Desmurget, director de investigación del Instituto Nacional de Salud e Investigación Médica de Francia, popularizó la idea de una “fábrica de cretinos digitales” para describir cómo las pantallas erosionan memoria, lenguaje y capacidad de atención. En sus investigaciones calcula que, entre los dos y los 18 años, un menor occidental pasa frente a una pantalla el equivalente a 30 cursos escolares completos de exposición recreativa, sin contar el tiempo académico. El problema no se limita al número de horas, sino a la calidad de los estímulos que abastecen esa enorme dieta de contenidos.
El neurocientífico subraya que el tiempo dedicado a leer en internet es mínimo: apenas entre el 2 y el 3% de las horas de pantalla diarias. De todo ese océano digital, solo unos pocos minutos se destinan a textos que exigen decodificar, sostener la atención y construir significado complejo. El lenguaje escrito, recuerda, es mucho más rico que el oral o el audiovisual: requiere describir matices que la gestualidad o la entonación resuelven de forma inmediata. De ahí que, por cada millón de palabras leídas, un niño incorpore alrededor de mil nuevas, algo que exige entre diez y quince libros completos, no un scroll infinito de publicaciones breves.
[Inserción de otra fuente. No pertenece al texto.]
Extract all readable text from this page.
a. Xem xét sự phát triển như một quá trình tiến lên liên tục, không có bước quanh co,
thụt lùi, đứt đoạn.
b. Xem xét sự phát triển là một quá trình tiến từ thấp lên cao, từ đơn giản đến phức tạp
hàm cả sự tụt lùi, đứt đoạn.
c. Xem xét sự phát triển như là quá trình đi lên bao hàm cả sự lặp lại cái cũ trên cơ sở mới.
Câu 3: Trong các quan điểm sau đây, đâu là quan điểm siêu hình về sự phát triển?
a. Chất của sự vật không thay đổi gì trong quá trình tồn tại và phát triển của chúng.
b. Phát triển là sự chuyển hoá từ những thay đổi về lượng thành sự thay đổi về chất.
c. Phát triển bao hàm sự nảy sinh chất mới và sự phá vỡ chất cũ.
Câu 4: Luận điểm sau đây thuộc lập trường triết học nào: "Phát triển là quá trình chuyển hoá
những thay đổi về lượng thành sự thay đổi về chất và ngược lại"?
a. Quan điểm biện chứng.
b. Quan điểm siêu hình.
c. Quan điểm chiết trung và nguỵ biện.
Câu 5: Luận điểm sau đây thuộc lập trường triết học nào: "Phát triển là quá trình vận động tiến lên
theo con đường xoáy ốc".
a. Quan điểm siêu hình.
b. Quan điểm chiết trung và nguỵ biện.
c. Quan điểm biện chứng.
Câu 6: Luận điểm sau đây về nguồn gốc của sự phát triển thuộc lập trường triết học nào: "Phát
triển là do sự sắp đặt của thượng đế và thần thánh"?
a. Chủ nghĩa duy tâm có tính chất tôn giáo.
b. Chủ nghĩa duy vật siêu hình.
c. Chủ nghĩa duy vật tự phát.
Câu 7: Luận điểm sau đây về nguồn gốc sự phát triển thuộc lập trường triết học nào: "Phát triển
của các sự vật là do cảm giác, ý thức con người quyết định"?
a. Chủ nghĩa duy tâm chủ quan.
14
Los datos educativos confirman este deterioro cognitivo. En los últimos informes PISA, la comprensión lectora ha sufrido una caída tan pronunciada que equivale a perder un curso escolar completo en pocos años, tendencia visible también en países como España y Francia. Cerca del 50% de los adolescentes se clasifican como lectores muy débiles, incapaces de entender enunciados básicos que trabajan durante meses en clase. Esa merma no solo compromete sus trayectorias académicas; reduce su capacidad para apropiarse de información compleja, interpretar estadísticas, contrastar fuentes o seguir un debate público mínimamente sofisticado.
En ese contexto, la crítica de Desmurget trasciende la queja cultural y se vuelve advertencia política. La pobreza léxica y la incapacidad para comprender textos densos facilitan lo que ya anticipaban distopías como 1984, Un mundo feliz o Fahrenheit 451: sociedades donde las palabras se simplifican hasta el punto de que ciertos problemas dejan de poder pensarse. Un ciudadano que no lee, o que solo consume mensajes breves y emocionales, se vuelve más vulnerable a la desinformación, a los eslóganes vacíos y a la manipulación algorítmica que premia la reacción inmediata sobre la reflexión.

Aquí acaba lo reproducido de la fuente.